Variable display in logs
The Log command, which adds a debug message to module logs, now performs the same substitutions as the writeVar command:
- ($x:INT) displays the value of variable $x as an integer (decimal)
- ($x:FLOAT) displays the value of variable $x as a real number
- ($x:BYTE) displays the value of variable $x as a hexadecimal byte (two hexadecimal digits)
- ($x:WORD) and ($x:WORDL) display the value of variable $x as a hexadecimal word (four hexadecimal digits). The suffix L allows display in little-endian format, i.e. with the most significant byte at the end.
- ($x:DWORD) and ($x:DWORDL) display the value of variable $x as a hexadecimal dword (eight hexadecimal digits). The suffix L allows display in little-endian format, i.e. with the most significant byte at the end.
Task execution trace
In the Web interface window that lets you view messages exchanged via the interface in real time, you can now follow the execution of the job's tasks in parallel, step by step. To the right of each message, if a job has progressed following the message, a small symbol (i) is displayed. Clicking on this symbol brings up a window which displays the job definition, and shows which steps of each task have been evaluated following this message, and in what order:
Job execution trace
This window then remains open until you explicitly close it, but its contents are updated every time you move the mouse over the (i) symbol of another message.
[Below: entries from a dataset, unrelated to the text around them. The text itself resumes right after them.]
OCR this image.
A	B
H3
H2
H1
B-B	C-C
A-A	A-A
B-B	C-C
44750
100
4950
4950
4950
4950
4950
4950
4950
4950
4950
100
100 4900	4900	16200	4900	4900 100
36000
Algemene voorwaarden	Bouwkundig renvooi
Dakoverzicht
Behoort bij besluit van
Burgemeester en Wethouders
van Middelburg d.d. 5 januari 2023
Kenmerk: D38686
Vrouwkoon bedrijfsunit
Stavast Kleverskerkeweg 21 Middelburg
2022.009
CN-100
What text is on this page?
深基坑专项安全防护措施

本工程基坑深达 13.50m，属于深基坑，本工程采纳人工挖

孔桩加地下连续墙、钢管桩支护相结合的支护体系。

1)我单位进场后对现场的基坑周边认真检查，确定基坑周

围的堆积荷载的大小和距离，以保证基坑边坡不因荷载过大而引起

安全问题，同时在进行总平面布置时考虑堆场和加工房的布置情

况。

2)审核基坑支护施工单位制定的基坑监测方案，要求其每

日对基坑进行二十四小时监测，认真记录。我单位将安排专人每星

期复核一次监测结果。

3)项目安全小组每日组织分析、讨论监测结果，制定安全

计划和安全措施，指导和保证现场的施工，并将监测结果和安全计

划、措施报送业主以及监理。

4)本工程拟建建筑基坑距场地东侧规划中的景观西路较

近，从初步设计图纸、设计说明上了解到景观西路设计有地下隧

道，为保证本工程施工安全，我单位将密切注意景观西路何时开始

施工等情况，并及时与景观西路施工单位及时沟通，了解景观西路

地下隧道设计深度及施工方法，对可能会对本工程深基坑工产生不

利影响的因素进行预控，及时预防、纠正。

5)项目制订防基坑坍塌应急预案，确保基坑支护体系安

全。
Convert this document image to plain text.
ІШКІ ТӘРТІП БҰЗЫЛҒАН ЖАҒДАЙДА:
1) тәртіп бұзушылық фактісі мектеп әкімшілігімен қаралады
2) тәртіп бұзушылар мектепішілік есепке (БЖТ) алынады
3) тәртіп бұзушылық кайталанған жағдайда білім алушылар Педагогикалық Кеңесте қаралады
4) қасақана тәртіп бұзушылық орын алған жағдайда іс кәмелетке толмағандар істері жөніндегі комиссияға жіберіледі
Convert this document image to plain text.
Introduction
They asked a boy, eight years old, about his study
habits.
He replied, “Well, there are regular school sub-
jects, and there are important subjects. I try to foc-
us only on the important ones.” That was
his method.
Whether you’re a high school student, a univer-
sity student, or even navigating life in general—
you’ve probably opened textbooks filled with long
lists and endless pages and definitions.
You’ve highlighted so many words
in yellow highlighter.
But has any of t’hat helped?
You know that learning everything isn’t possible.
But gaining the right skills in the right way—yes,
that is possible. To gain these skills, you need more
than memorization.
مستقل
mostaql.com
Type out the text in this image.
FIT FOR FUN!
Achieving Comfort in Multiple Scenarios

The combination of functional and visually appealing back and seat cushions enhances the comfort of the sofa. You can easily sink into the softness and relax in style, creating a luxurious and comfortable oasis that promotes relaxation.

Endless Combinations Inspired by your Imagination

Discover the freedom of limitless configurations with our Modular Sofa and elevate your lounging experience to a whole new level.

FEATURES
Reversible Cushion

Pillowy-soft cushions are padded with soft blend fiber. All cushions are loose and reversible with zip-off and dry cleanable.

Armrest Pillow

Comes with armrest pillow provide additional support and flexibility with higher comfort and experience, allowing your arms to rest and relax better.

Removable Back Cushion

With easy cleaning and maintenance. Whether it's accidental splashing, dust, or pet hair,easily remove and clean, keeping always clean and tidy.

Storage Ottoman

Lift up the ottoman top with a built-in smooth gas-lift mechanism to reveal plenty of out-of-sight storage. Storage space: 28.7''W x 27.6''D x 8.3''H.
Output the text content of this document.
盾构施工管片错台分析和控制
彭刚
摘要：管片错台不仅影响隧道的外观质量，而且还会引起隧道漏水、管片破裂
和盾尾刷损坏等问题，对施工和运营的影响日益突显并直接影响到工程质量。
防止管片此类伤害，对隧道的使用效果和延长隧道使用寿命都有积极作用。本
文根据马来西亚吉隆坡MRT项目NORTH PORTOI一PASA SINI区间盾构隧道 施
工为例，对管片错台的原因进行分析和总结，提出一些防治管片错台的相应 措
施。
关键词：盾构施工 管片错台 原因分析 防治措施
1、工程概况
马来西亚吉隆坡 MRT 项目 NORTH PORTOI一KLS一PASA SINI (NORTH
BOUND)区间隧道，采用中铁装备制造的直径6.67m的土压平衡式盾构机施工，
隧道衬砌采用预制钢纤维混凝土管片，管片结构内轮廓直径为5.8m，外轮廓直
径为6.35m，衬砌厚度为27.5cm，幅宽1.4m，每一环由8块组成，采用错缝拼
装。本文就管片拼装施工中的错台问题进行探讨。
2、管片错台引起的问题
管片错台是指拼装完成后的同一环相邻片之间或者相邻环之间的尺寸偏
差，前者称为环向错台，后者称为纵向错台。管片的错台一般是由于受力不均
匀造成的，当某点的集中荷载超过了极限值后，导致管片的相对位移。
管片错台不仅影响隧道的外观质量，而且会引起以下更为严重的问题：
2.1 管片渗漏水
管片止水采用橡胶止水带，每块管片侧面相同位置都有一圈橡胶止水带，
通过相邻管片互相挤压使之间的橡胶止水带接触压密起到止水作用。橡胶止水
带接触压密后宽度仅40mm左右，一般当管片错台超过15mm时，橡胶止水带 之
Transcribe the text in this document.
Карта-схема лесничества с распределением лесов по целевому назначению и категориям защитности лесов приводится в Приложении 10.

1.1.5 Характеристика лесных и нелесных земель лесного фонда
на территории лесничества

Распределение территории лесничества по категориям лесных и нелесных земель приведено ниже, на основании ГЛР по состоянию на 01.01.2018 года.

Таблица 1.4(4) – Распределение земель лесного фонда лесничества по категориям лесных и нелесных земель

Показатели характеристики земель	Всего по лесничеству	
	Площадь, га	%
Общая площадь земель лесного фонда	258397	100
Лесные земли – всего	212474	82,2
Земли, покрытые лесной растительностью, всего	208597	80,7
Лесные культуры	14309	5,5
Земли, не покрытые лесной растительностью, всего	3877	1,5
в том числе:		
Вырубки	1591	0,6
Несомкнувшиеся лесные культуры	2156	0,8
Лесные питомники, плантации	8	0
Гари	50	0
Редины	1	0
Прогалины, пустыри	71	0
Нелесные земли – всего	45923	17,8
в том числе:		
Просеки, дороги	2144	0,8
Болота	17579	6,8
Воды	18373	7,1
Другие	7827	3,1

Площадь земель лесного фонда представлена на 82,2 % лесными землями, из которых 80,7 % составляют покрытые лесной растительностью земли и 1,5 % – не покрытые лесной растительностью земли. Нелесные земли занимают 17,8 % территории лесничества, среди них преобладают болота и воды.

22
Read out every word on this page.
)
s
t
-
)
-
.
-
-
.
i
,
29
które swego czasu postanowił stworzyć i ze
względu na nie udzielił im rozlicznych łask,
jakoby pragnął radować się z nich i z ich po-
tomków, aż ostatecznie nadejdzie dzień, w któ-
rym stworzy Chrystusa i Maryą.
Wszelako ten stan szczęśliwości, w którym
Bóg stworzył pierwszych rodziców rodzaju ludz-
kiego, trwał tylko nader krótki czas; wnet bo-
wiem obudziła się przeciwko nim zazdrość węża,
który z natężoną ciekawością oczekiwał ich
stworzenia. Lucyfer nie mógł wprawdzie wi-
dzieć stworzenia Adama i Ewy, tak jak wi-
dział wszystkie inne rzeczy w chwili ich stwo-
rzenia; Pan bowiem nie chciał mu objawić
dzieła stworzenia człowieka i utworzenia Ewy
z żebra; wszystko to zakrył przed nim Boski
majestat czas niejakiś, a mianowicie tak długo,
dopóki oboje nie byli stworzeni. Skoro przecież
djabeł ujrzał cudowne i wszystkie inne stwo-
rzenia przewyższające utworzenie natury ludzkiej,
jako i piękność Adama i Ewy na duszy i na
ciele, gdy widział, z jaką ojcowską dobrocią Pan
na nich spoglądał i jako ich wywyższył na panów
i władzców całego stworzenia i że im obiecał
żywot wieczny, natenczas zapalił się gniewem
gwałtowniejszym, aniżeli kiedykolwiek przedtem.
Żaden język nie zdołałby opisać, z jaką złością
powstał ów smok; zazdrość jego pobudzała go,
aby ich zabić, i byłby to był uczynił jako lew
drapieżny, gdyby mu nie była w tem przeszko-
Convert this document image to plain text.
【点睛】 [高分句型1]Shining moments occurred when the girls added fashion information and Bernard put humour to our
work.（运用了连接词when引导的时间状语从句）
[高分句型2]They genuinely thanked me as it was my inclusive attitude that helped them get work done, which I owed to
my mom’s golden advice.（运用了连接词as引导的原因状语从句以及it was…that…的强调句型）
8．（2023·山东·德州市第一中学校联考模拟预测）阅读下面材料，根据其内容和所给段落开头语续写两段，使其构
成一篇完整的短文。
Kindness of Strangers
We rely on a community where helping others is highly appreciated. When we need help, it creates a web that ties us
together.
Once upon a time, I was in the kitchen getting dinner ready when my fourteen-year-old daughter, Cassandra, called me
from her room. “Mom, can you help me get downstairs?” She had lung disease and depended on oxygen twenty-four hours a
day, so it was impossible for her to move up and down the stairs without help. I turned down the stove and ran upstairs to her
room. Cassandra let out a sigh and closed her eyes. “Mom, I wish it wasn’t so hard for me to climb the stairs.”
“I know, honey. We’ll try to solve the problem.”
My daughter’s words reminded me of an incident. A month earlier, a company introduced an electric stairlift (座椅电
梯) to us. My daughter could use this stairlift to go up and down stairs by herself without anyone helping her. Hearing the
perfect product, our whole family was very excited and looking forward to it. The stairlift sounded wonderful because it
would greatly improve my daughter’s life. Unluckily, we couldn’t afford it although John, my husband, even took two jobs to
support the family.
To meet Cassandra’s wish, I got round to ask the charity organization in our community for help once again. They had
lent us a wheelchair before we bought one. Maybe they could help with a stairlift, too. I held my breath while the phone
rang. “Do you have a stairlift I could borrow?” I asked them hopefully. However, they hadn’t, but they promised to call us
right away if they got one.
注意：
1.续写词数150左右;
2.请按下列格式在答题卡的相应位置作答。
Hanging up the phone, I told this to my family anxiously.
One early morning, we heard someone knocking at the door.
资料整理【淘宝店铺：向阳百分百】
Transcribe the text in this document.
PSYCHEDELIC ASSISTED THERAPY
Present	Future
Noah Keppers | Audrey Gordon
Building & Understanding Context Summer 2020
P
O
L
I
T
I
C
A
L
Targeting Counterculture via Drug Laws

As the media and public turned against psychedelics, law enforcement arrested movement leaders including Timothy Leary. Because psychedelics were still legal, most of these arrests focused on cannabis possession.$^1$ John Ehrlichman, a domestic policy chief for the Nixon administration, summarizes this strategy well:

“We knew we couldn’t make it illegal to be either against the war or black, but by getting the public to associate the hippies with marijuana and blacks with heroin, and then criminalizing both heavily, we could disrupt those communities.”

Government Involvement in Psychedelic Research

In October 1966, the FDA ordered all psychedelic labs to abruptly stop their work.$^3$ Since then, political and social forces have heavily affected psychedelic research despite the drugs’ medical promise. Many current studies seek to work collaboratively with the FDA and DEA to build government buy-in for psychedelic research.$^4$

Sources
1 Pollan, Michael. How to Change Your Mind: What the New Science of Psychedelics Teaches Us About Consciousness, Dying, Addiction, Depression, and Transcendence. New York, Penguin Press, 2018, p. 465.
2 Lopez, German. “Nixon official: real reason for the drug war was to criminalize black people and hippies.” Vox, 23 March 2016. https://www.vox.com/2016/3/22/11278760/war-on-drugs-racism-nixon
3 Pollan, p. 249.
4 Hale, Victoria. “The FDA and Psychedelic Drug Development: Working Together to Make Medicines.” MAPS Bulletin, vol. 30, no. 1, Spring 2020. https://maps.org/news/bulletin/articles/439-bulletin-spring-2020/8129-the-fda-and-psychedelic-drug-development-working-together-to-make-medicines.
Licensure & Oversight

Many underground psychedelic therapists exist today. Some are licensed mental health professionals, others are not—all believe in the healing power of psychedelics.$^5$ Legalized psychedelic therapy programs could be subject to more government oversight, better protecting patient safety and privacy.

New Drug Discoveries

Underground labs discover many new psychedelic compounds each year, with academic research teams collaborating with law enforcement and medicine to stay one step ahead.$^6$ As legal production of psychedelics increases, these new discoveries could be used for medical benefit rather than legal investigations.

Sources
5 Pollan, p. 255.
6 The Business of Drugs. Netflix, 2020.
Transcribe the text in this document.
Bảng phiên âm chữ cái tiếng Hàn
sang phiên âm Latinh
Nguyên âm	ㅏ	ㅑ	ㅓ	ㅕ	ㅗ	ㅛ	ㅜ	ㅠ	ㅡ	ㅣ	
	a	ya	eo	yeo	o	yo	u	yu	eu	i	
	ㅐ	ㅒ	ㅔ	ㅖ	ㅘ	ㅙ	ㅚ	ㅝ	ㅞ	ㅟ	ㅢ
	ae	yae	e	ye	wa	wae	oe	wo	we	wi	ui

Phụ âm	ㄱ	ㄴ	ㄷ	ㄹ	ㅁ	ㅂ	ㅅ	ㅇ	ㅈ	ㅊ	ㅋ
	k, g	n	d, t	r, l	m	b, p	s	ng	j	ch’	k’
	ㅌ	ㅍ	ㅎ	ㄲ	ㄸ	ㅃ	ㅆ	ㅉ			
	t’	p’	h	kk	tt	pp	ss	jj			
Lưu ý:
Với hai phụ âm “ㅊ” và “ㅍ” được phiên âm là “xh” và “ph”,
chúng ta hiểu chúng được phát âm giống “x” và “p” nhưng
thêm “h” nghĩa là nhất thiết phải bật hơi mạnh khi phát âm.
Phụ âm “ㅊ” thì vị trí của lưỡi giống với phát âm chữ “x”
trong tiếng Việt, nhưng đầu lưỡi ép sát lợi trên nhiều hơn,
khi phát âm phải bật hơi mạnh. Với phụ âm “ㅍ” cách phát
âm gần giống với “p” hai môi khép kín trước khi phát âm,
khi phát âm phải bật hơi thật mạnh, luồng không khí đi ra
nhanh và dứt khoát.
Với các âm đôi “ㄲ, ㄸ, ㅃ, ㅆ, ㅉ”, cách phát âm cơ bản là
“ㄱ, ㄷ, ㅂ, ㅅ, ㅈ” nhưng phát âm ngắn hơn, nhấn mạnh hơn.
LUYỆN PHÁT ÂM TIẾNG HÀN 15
In this way, you can trace the execution of the job as messages are exchanged:
Job progress tracking
As a bonus, when the step executed is an expect command to analyze a message, clicking on the analysis expression automatically launches the expression analyzer on the corresponding message:
Evaluating 'expect' expressions
This enables you, for example, to check the decoding of variables that has been carried out, or - in the event that an expect expression has failed - to find out precisely at which character in the message the evaluation of the expression has stopped.